Albom was the center of a journalistic controversy in April 2005. His column on April 3 described former Michigan State University Spartans Mateen Cleaves and Jason Richardson cheering Michigan State University at a Final Four game against North Carolina on April 2. However, he later announced that this was not true: the players were never at the game.

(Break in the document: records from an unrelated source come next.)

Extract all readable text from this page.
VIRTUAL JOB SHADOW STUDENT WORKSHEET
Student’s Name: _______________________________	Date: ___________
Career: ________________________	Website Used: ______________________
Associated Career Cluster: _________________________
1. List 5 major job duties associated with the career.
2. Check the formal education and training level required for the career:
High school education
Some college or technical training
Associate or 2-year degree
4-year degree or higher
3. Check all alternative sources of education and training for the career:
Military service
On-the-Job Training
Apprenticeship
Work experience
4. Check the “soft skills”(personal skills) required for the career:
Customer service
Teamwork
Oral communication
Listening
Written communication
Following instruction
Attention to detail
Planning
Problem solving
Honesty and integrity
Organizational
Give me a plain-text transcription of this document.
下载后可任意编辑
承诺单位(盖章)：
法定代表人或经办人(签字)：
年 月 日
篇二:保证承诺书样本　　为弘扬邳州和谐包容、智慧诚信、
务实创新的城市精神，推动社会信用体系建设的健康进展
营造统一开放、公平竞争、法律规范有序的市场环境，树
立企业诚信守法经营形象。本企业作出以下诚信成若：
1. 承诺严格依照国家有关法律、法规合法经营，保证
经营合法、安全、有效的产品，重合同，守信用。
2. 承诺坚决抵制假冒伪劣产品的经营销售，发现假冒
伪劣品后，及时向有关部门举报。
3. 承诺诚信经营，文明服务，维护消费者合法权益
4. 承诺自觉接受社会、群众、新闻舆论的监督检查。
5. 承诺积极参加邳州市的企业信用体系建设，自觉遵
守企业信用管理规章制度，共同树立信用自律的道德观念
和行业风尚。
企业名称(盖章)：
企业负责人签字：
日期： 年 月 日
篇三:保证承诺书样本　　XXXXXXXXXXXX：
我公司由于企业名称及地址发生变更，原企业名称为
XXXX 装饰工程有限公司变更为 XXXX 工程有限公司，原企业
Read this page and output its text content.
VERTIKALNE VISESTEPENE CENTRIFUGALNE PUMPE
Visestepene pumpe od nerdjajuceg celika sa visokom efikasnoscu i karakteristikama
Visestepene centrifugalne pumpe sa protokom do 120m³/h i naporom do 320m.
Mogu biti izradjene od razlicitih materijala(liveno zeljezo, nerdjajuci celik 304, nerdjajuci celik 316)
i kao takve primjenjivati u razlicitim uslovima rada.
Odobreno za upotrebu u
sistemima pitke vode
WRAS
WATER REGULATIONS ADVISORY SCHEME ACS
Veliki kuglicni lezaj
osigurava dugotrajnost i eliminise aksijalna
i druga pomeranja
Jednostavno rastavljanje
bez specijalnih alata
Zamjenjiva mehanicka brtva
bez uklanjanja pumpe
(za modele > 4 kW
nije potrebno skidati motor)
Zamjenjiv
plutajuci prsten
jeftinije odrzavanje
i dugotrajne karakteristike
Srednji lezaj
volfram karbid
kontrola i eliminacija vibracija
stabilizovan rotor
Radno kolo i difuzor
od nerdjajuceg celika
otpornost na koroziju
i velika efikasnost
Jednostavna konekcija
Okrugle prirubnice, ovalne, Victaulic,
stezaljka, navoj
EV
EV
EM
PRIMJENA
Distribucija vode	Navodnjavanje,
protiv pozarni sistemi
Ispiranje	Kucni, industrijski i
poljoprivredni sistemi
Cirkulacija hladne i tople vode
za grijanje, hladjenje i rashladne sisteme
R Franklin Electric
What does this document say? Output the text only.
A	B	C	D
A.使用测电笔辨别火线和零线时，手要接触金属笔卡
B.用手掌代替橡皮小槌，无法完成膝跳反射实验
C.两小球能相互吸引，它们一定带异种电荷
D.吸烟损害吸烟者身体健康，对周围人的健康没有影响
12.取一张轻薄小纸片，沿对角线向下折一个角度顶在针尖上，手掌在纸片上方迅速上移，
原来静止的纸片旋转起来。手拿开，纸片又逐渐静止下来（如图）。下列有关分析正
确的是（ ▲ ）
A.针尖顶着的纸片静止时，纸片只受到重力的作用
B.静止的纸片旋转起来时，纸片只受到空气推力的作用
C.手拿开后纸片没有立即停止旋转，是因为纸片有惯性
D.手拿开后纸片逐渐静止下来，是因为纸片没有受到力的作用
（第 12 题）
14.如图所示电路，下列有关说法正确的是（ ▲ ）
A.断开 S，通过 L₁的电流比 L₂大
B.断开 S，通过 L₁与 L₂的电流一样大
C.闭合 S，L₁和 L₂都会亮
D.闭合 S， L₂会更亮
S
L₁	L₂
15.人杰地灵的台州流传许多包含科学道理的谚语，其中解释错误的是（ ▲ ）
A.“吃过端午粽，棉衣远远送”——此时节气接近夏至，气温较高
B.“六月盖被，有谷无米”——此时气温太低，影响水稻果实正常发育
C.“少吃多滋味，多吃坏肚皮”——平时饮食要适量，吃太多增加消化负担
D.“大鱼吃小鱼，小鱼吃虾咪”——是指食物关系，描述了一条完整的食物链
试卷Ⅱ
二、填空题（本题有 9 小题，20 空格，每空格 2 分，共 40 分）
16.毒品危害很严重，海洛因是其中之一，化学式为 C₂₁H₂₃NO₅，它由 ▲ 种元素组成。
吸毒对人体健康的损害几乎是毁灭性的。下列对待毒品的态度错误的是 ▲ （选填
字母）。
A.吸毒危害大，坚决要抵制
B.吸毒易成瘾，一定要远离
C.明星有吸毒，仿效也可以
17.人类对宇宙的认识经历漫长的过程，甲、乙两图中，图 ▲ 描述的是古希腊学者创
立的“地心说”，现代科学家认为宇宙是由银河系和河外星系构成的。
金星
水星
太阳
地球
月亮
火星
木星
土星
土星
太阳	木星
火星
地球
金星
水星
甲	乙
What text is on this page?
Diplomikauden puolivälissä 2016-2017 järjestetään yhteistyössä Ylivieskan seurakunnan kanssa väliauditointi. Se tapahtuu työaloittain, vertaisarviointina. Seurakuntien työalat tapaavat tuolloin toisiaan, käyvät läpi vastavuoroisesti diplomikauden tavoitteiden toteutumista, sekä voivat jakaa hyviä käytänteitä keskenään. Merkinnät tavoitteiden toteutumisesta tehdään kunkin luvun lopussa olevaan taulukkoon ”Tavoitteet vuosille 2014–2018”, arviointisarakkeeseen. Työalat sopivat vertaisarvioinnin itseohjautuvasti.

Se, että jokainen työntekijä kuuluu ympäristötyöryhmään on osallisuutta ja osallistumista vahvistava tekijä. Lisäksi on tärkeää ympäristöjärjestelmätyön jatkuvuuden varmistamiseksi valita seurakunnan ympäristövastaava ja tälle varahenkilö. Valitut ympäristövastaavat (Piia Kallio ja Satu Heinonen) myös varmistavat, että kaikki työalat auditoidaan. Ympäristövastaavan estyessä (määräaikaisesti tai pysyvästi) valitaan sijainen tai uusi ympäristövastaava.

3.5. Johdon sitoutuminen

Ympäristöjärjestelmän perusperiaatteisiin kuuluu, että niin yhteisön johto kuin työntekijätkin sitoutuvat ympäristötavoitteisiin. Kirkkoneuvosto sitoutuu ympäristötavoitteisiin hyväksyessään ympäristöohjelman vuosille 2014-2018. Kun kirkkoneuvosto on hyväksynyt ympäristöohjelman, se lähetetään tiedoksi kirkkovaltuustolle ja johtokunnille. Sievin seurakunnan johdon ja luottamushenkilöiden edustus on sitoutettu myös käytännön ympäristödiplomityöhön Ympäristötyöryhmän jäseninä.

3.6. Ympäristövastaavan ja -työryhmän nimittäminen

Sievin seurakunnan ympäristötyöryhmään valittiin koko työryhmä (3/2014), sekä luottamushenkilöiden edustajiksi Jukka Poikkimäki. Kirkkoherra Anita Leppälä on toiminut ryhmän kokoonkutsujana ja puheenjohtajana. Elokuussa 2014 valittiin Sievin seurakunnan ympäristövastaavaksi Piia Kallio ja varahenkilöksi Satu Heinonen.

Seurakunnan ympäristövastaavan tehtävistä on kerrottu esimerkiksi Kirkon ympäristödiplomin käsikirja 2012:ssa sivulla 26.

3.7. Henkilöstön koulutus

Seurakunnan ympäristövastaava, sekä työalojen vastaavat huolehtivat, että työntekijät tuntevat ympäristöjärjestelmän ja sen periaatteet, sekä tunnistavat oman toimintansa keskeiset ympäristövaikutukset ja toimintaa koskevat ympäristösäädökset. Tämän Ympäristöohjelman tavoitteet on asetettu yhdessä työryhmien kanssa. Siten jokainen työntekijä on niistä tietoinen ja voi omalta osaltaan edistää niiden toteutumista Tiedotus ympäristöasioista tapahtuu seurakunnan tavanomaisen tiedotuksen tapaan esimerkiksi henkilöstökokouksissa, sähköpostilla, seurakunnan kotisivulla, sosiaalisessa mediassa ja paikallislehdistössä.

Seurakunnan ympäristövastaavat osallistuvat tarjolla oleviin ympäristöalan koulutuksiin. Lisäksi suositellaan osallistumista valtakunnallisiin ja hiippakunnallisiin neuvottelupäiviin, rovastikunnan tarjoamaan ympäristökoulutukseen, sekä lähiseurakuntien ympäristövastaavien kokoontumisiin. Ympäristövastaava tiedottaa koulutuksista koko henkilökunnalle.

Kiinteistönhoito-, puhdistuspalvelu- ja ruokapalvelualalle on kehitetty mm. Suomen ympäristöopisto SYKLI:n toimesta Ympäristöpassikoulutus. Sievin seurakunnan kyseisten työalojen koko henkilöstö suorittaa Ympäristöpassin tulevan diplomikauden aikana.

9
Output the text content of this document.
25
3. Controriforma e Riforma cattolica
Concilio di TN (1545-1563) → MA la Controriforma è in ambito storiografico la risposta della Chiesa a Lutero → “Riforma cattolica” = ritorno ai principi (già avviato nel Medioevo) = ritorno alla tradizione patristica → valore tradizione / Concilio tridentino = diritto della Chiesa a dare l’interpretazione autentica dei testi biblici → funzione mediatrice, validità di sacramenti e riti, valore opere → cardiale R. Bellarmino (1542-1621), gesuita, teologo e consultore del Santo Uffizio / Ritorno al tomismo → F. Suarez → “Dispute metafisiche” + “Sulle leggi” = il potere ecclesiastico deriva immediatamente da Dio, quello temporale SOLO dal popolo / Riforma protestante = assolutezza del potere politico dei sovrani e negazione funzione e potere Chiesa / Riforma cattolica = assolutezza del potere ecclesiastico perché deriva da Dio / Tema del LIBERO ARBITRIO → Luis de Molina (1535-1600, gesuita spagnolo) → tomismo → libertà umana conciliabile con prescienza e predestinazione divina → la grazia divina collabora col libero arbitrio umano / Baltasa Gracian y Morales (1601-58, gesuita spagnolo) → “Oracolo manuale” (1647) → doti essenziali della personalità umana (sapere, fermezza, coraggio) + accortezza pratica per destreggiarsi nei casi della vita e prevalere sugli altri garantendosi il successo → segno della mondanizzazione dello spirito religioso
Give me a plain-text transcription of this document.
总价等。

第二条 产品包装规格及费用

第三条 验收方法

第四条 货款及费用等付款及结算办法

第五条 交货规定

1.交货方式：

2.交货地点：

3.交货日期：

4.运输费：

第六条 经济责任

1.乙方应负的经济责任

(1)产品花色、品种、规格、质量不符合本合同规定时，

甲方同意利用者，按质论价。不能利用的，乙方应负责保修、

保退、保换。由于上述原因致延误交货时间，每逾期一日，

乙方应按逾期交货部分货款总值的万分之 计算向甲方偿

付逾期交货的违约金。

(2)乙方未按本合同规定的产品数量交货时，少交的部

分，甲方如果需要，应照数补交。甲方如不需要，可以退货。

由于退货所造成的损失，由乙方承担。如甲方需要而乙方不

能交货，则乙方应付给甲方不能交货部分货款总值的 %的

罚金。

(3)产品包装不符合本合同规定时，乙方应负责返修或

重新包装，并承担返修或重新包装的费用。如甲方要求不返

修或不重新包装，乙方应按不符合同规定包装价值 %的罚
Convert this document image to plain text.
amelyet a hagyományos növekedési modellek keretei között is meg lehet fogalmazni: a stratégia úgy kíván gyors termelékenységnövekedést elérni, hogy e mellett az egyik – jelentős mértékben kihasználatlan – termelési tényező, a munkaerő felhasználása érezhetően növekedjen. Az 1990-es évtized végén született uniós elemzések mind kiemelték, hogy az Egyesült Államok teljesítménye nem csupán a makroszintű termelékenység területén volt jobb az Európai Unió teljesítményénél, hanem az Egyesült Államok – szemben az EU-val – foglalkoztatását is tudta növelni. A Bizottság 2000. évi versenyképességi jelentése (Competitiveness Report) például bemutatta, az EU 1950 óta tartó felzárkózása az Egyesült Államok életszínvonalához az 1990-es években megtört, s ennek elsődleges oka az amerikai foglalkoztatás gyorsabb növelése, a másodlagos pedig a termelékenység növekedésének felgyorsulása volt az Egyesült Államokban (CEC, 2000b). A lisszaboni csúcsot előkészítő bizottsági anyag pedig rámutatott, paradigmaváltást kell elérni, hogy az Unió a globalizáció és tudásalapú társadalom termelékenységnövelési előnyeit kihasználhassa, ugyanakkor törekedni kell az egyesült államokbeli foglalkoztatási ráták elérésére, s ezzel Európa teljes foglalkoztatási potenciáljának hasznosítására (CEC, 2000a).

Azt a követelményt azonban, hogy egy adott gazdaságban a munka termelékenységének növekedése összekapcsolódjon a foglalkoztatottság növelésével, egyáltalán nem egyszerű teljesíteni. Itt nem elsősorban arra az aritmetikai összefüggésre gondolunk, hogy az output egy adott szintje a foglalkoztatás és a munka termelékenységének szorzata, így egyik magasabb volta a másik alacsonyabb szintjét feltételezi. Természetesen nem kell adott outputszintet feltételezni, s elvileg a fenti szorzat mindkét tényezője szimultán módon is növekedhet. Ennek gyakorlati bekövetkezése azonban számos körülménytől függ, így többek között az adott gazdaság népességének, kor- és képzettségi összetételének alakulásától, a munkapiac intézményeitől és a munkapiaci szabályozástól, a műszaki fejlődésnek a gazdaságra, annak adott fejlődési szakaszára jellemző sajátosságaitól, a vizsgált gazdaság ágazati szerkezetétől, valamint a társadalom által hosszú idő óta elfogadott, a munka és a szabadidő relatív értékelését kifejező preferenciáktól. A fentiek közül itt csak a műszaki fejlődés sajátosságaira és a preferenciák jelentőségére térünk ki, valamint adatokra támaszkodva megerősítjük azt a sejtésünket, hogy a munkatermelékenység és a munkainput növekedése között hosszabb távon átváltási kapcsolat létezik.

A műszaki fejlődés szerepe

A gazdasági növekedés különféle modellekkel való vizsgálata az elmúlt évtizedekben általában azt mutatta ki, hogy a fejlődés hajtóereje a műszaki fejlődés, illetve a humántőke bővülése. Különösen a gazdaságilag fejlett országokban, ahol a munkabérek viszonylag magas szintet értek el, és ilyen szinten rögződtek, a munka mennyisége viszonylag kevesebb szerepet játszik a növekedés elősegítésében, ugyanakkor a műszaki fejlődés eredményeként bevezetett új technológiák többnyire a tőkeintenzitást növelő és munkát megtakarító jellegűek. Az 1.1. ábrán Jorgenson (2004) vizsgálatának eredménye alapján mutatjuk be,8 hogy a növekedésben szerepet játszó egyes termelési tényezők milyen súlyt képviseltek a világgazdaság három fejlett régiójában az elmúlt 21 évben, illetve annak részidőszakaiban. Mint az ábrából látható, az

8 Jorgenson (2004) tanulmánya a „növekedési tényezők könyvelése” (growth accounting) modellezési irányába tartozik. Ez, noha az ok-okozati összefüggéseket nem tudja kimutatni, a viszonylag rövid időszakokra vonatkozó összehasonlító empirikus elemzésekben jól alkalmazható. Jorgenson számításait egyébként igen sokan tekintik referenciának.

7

Upon an internal investigation, the Detroit Free Press explained that Albom's column was written based on interviews he'd had with the two players the week prior to the game. They had both expressed plans to be at the game but were unable to attend. Albom did not have an opportunity to omit this in his column, however, because the deadline for the Sunday column was April 1 - the night before the actual game. The newspaper declared that disciplinary actions would be taken. Some publicly called for Albom's resignation. [citation needed]

Albom stirred controversy once again in an October 2006 column in which he dismissed allegations that Detroit Tigers pitcher Kenny Rogers had used pine tar in the palm of his pitching hand by stating he had "shaken Kenny Rogers' hand after the game and there was not sticky substance on it." A New York Times sportswriter pointed out several days later that Rogers is a left-handed pitcher (most people shake hands with their right hand).